Computational Insight into the Intercalating Properties of Cryptolepine

DNA is held together by hydrogen bonding between nucleobases (adenine-thymine, guanine-cytosine) and van der Waals interactions between adjacent base pairs' π orbitals. Intercalating molecules with quasiplanar structures utilize van der Waals interactions to bind between DNA base pairs. Experimental studies have shown that Cryptolepine preferentially intercalates between nonalternating cytosine and guanine base pairs. However, an atomic-scale mechanism that can explain the selective intercalation is still missing. Using molecular dynamics and density functional theory, we demonstrate how Cryptolepine binds to DNA base pairs, rationalizing its selectivity by analyzing the intermolecular bonding strength predicted by Umbrella Sampling and Free Energy Perturbation calculations.
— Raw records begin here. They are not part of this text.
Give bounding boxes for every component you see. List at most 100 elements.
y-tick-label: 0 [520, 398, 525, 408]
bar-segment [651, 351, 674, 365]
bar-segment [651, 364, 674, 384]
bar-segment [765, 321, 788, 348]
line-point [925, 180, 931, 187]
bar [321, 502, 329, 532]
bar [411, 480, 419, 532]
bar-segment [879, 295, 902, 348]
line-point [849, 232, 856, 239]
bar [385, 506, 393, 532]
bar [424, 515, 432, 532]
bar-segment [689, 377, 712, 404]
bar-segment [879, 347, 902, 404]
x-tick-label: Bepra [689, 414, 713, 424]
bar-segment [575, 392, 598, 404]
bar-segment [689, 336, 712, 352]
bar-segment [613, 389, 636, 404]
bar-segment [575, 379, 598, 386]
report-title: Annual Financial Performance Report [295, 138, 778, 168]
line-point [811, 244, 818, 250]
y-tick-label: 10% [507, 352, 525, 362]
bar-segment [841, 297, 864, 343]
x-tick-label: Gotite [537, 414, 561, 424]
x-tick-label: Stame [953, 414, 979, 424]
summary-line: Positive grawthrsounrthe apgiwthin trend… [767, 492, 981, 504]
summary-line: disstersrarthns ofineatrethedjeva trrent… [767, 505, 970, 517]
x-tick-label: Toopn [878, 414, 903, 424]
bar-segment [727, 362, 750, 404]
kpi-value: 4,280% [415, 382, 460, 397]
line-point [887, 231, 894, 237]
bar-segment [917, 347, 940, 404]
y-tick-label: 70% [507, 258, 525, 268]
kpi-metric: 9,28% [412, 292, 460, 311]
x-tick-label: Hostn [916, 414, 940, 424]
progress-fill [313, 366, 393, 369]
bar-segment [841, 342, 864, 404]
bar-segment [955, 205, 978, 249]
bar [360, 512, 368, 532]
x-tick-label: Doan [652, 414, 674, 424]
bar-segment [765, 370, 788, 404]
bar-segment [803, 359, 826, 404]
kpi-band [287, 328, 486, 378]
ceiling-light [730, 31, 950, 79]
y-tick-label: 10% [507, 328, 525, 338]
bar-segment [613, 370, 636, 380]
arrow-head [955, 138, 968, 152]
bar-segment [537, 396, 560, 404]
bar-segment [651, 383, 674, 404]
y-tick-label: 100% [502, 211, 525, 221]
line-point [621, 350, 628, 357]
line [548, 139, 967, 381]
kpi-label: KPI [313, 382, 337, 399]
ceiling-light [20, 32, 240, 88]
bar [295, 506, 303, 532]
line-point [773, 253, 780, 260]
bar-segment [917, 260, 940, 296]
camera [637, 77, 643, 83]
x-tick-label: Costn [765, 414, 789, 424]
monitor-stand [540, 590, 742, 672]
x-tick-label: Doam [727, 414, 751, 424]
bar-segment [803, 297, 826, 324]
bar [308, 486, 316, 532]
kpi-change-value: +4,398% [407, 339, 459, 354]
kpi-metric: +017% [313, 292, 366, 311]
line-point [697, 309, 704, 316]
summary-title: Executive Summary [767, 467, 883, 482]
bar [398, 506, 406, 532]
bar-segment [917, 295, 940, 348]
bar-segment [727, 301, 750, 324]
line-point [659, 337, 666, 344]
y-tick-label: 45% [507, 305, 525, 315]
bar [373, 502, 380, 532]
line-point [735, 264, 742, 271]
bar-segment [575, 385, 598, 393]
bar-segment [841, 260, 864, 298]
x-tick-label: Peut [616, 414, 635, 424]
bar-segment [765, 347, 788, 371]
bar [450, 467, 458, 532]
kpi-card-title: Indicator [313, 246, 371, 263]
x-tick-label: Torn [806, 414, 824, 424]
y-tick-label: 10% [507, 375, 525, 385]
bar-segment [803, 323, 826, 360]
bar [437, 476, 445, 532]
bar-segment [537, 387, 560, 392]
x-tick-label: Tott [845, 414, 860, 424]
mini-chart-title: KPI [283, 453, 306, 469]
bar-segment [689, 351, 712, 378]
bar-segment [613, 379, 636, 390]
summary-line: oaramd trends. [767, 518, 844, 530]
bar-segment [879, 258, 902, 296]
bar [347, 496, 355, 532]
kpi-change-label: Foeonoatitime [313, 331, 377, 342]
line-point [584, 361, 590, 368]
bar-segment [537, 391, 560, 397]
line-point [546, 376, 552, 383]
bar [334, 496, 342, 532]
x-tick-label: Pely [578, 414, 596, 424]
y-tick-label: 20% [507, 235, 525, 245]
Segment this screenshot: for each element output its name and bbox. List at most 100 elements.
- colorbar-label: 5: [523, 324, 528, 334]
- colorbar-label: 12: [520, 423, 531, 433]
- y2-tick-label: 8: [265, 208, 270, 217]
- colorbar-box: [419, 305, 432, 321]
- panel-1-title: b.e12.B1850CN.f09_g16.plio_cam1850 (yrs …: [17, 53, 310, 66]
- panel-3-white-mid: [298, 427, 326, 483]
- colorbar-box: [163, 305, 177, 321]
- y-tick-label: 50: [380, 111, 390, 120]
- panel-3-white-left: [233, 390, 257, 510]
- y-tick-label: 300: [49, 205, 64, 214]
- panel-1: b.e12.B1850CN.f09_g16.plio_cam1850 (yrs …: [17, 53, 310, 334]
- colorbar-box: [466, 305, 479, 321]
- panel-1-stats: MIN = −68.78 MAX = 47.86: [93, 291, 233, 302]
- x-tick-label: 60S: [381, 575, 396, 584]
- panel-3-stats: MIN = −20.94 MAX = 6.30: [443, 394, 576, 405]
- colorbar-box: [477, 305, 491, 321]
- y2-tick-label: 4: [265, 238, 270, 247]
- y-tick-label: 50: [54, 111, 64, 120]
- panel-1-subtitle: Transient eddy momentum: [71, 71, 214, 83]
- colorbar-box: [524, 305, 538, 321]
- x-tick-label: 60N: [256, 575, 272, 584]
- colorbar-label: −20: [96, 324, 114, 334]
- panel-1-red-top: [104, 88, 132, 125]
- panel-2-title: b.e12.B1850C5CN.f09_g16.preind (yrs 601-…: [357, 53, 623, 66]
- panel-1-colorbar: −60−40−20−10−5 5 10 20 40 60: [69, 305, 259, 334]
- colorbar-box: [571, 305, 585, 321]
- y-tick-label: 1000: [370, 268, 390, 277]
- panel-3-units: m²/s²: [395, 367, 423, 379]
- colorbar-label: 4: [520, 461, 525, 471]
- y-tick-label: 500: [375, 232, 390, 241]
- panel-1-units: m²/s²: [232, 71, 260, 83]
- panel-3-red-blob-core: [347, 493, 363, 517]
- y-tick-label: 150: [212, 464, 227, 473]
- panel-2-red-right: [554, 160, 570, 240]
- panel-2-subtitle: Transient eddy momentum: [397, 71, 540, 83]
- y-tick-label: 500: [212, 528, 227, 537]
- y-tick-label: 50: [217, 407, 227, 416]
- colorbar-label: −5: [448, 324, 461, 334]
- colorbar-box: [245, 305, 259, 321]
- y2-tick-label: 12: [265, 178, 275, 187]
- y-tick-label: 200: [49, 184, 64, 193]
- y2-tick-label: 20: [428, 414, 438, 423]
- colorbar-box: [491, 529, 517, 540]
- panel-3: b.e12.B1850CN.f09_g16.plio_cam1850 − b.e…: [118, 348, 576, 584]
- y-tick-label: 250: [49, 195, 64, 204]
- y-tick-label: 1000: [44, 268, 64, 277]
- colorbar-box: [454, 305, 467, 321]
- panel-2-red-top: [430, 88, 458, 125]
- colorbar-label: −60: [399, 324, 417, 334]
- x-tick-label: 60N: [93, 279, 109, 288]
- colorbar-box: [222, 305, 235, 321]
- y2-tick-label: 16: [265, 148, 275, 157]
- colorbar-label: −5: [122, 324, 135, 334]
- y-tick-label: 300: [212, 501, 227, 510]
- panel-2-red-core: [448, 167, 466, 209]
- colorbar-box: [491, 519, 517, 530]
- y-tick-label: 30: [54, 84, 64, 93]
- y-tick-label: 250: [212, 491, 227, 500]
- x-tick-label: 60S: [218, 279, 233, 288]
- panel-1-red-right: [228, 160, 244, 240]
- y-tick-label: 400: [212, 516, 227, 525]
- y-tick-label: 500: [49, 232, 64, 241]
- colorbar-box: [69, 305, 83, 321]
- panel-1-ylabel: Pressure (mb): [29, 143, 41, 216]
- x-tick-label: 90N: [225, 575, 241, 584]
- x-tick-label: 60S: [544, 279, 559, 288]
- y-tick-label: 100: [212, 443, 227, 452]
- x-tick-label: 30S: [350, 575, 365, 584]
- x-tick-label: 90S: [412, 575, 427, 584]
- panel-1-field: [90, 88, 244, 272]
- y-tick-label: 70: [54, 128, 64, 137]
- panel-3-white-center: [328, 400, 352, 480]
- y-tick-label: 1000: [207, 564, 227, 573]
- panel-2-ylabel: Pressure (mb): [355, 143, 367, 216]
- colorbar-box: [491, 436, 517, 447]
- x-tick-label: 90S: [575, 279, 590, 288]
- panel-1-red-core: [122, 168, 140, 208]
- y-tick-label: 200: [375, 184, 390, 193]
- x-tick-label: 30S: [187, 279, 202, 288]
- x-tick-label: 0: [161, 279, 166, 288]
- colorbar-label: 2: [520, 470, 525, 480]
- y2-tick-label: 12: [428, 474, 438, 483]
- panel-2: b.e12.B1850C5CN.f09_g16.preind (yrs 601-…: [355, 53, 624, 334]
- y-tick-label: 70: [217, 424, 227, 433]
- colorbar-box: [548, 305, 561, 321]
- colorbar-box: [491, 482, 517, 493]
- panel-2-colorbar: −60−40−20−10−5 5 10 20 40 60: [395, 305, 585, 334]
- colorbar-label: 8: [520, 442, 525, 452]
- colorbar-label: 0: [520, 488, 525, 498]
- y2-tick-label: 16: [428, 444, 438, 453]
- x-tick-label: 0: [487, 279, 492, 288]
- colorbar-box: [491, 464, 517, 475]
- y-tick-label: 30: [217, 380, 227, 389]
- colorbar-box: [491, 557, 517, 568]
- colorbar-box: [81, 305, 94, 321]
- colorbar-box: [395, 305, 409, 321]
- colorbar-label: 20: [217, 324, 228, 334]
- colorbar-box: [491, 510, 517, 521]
Cryptolepine is stable in all DNA base conformations studied, and the binding is a combination of van der Waals interactions with the nucleobases surrounding its π system and hydrogen bonds with the DNA backbone and nucleobases. Our model predicts a preference for cytosine and guanine base pairs with a more prominent preference for alternating cytosine and guanine base pairs. These findings illustrate Cryptolepine's binding mechanism to DNA and highlight the importance of hydrogen bonds and van der Waals interactions.